Il 17/12/2020 13:33, Chris Angelico ha scritto:
On Thu, Dec 17, 2020 at 11:16 PM jak <nos...@please.ty> wrote:
Il 17/12/2020 12:40, Peter J. Holzer ha scritto:
On 2020-12-17 12:16:29 +0100, jak wrote:
print(_ if d.get('a', None) is not None else get_default())
That doesn't work:
print(_ if d.get('a', None) is not None else get_default())

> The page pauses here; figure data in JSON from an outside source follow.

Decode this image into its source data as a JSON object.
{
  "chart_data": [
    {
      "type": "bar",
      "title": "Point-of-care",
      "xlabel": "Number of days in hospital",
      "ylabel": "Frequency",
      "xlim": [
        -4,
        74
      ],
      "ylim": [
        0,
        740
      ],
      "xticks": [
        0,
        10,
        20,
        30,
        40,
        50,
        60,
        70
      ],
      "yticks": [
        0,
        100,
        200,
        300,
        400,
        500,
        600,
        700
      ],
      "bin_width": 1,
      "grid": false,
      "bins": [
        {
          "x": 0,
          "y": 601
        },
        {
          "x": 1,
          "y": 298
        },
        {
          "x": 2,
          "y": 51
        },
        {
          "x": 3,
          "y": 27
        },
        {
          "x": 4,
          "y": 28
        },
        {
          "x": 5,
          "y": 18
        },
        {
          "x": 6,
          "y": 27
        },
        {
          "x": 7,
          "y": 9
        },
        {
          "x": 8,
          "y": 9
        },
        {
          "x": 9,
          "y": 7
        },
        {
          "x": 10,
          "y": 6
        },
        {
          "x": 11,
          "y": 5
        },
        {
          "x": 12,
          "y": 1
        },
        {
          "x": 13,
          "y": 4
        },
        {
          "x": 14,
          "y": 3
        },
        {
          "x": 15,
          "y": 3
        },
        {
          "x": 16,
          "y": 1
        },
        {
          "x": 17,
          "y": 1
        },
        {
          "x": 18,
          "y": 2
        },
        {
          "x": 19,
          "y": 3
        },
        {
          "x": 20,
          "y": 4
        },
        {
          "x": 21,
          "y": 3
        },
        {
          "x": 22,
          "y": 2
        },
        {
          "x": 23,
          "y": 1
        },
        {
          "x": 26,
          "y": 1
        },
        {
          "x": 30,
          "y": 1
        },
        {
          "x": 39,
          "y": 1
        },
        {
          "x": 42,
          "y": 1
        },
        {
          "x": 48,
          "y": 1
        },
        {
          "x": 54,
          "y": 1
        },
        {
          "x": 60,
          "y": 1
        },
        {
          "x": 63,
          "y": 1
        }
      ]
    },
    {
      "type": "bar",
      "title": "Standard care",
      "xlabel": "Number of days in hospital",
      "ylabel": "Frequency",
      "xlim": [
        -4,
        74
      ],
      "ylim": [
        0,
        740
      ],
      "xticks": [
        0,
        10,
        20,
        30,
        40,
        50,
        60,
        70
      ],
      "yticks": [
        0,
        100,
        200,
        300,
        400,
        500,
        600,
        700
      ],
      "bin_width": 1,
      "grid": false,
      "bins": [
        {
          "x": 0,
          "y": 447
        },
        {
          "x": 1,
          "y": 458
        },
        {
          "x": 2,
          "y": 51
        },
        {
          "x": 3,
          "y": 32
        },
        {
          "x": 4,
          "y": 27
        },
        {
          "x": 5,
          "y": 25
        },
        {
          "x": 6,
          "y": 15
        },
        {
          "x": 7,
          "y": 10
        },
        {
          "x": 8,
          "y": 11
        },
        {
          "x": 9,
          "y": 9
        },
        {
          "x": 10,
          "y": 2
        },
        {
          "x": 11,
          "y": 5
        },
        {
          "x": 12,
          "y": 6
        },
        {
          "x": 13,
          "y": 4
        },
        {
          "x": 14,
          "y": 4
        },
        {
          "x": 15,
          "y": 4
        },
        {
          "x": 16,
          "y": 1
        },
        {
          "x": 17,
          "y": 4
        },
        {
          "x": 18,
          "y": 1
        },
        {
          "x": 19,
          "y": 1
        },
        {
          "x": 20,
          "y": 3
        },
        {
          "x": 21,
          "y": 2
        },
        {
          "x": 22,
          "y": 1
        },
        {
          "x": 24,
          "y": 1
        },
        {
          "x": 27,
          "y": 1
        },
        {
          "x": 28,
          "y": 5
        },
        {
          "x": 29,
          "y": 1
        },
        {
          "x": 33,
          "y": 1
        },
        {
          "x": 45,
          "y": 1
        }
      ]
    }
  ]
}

Traceback (most recent call last):
File "<stdin>", line 1, in <module>
NameError: name '_' is not defined
But this works:
print(_ if (_ := d.get('a', None)) is not None else get_default())
1
(I would prefer ChrisA's solution, though.)
hp
this one?
""""
D['a'] if 'a' in D else get_default()
ChrisA
""""
This solution search two times same key.
Yes, it does, but hash lookups are pretty fast. Unless your key is
some sort of custom object with a very expensive __hash__ function,
the double lookup isn't going to be too costly. But if that does
bother you, you can write it as a try/except instead.
ChrisA
try/except is a very expensive time. if we have a small dictionary in
which you do little research, you definitely have reason. I would be
curious to see the differences by taking times with 50 / 60K records by
repeating the search 1 or 2 million times with and without try/except
and also searching 1 or 2 times too.